Double duty keeps Jacobs busy at International 

It seems strange to think the night of an upset playoff win on the road would represent one of the lightest workloads of the season for a high school basketball coach.

But after Carl Jacobs coached the 10th-seeded International boys’ basketball team to a 53-41 victory over No. 7 Rincon Valley Christian on Wednesday in the first round of the North Coast Section Division V playoffs, no one would have blamed him had he remained on the bench expecting another game to begin.

For the past two years, Jacobs has coached both the Jaguars’ boys’ and girls’ teams and was on the sidelines for 57 games (and counting) this season — including doubleheaders on 20 occasions. The boys are now 20-9, including going 10-0 in Bay Counties League Central games, while the girls finished the year at 15-13 (10-2 BCL) and lost in the league title game to Gateway. The boys will look to advance to the NCS semifinals with home win over No. 2 St. Elizabeth of Oakland on Saturday at 7:30 p.m.

"[With the girls being done] I do have a little more time on my hands now, but I love being in the gym," Jacobs said. "I really do miss the ladies, but they’re a young team. They’ll still be playing at this time next year."

For Jacobs, his stint with the girls’ team represents a return to his coaching roots.

His first head-coaching job came the year after he graduated from Riordan in 1980, when his aunt Joanne Stamps recruited him to coach the Mission Rebels, her adult women’s rec league team. He went on to win six Academic Athletic Association titles in 23 years while coaching the Lincoln boys before moving over to the Jaguars. The original idea was for him to eventually coach just the boys at International, but what began as a temporary situation is quickly growing on Jacobs.

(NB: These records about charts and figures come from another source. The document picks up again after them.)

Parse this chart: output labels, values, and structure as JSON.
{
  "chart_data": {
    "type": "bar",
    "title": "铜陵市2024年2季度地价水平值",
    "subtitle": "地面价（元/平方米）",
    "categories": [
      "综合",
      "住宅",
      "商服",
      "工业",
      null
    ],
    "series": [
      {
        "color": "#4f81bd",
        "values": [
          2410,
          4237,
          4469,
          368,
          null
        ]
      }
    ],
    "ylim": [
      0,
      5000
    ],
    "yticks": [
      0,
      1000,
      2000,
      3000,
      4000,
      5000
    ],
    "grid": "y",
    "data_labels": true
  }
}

"I think it’s really helped me as a coach," Jacobs said. "The girls help me out with my temperament when I’m working with the guys, but they don’t want to be treated like the little sisters either. I’m pushing them and they’re really starting to get after it."

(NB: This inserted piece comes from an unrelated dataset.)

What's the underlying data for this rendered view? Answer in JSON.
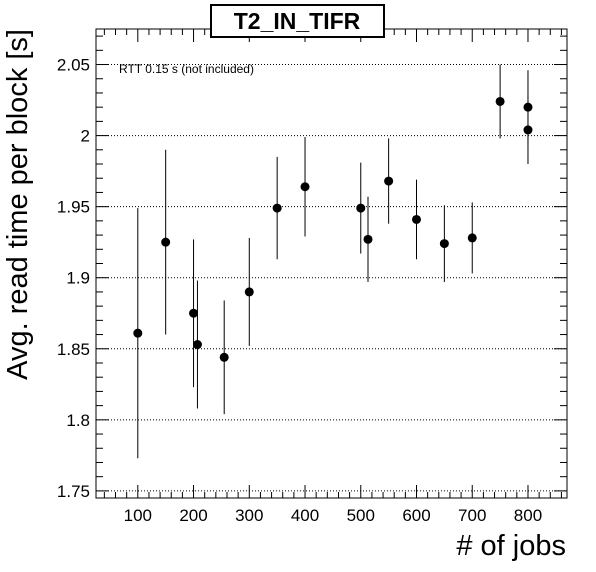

Not that Jacobs’ excitable nature didn’t take a little getting used to.

"I think last year it seemed a little harsher," junior guard Julia Hechanova said. "But we don’t want to be treated any differently than the guys. During the games, you can’t take the criticism personally, because right afterward, he’ll give you five and be like a big teddy bear."

The two teams practice one after the other and sometimes work together after practice. That, combined with the shared bus rides, countless hours spent watching their counterparts’ games and International’s relatively small enrollment (less than 400) has brought the teams close together.

"He’s a yeller sometimes, but he brings out the best in both teams," said guard Josh Merritt, who played at Lincoln for one year before transferring. "He’s a really understanding coach and treats everyone equally."